As for comparison purpose, we should also push forward the optimization of the hyperparameters of the logistic regression model, ensuring a level playing field in evaluating its performance against the SVC model.

In [None]:
def tune_logistic_regression_hyperparameters(X_train: np.ndarray, y_train: np.ndarray, X_test: np.ndarray, y_test: np.ndarray) -> Tuple[LogisticRegression, Dict[str, Any], float, np.ndarray]:
    """
    Tunes hyperparameters for a Logistic Regression model using GridSearchCV and evaluates the optimized model.
    
    Parameters:
    - X_train: ndarray, feature matrix for training data.
    - y_train: ndarray, labels for training data.
    - X_test: ndarray, feature matrix for test data.
    - y_test: ndarray, labels for test data.
    
    Returns:
    - best_lr: The Logistic Regression model with the best found hyperparameters.
    - best_params: The best hyperparameters found by GridSearchCV.
    - test_accuracy: Accuracy of the best Logistic Regression model on the test data.
    - y_test_pred_lr_optimized: Predictions made by the optimized model on the test set.
    """
    
    # Define the parameter grid
    param_grid_lr = {
        'C': [0.01, 0.1, 1, 10, 100],
        'penalty': ['l1', 'l2'],
        'solver': ['liblinear']
    }
    param_grid_lr2 = {
        'C': [0.01, 0.1, 1, 10, 50, 100, 500],  # Expanded range of C values
        'penalty': ['l1', 'l2'],  # Including both l1 and l2 penalties
        'solver': ['liblinear', 'saga'],  # Including solvers that support both penalties. 'saga' supports elastic-net as well.
        'max_iter': [100, 200, 500]  # To ensure convergence for larger C values or more complex data
    }

    
    # Initialize the GridSearchCV object
    grid_search_lr = GridSearchCV(LogisticRegression(), param_grid_lr, cv=5, scoring='accuracy', verbose=4)
    grid_search_lr.fit(X_train, y_train)
    
    # Extract the best model and parameters
    best_lr = grid_search_lr.best_estimator_
    best_params = grid_search_lr.best_params_
    
    # Predict on the test set with the optimized model
    y_test_pred_lr_optimized = best_lr.predict(X_test)
    test_accuracy = accuracy_score(y_test, y_test_pred_lr_optimized)
    
    return best_lr, best_params, test_accuracy, y_test_pred_lr_optimized

In [None]:
best_lr, best_params_lr, test_accuracy_lr, y_test_pred_lr_optimized = tune_logistic_regression_hyperparameters(X_train_scaled, y_train, X_test_scaled, y_test)

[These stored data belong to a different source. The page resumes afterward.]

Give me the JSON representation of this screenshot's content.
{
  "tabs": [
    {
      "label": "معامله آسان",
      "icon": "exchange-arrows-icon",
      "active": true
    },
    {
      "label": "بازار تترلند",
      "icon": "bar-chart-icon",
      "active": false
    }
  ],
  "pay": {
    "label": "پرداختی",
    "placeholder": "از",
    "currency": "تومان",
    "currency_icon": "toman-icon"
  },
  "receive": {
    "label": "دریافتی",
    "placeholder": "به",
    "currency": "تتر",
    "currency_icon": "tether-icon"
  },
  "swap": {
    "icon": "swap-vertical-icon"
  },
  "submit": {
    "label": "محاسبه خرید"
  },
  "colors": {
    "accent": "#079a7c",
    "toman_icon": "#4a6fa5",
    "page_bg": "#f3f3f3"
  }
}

# Print the best parameters and test accuracy
print("Best Parameters for Logistic Regression:", best_params_lr)
print("Optimized Logistic Regression Test Accuracy:", test_accuracy_lr)

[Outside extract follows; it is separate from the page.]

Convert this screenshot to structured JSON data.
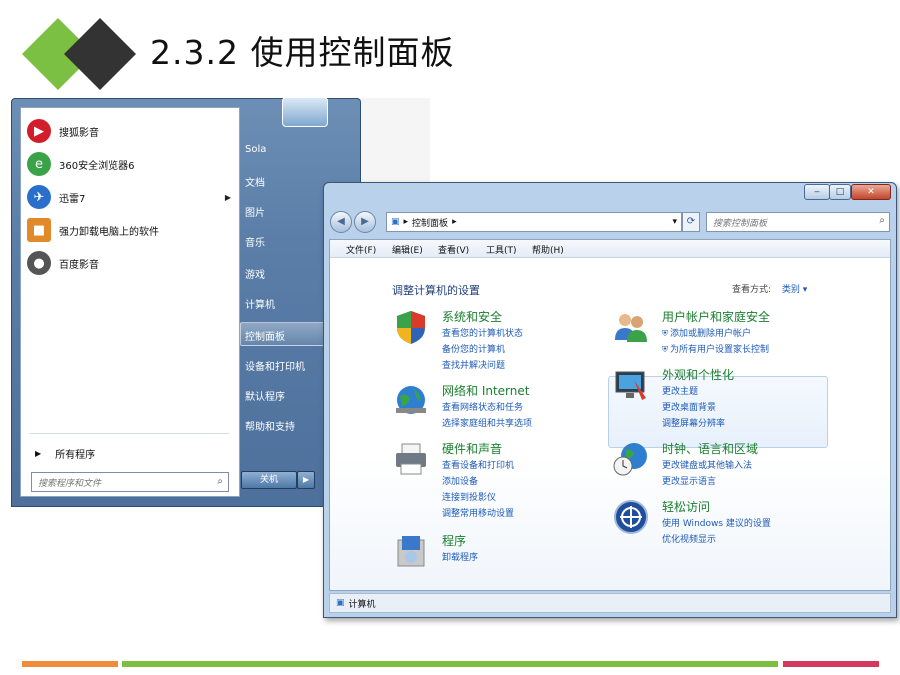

# Generate and print the classification report, including the F1-score
classification_report_lr = classification_report(y_test, y_test_pred_lr_optimized, target_names=['Away Win', 'Home Win'])
print("Classification Report for the Optimized Logistic Regression Model:\n", classification_report_lr)

# Final overview

The fine-tuning of the logistic regression showed us a test accuracy of 0.836, which is close but doesnt achieve the required performance of 0.84. Despite the promising training accuracy of 0.894, the weak point of the logistic regression is in the prediction of the result for the home team.

In a concise comparison, the SVC model outperforms Logistic Regression in terms of overall test accuracy and demonstrates balanced precision and recall across classes, with an accuracy of 0.856 compared to 0.836 for the logistic regression.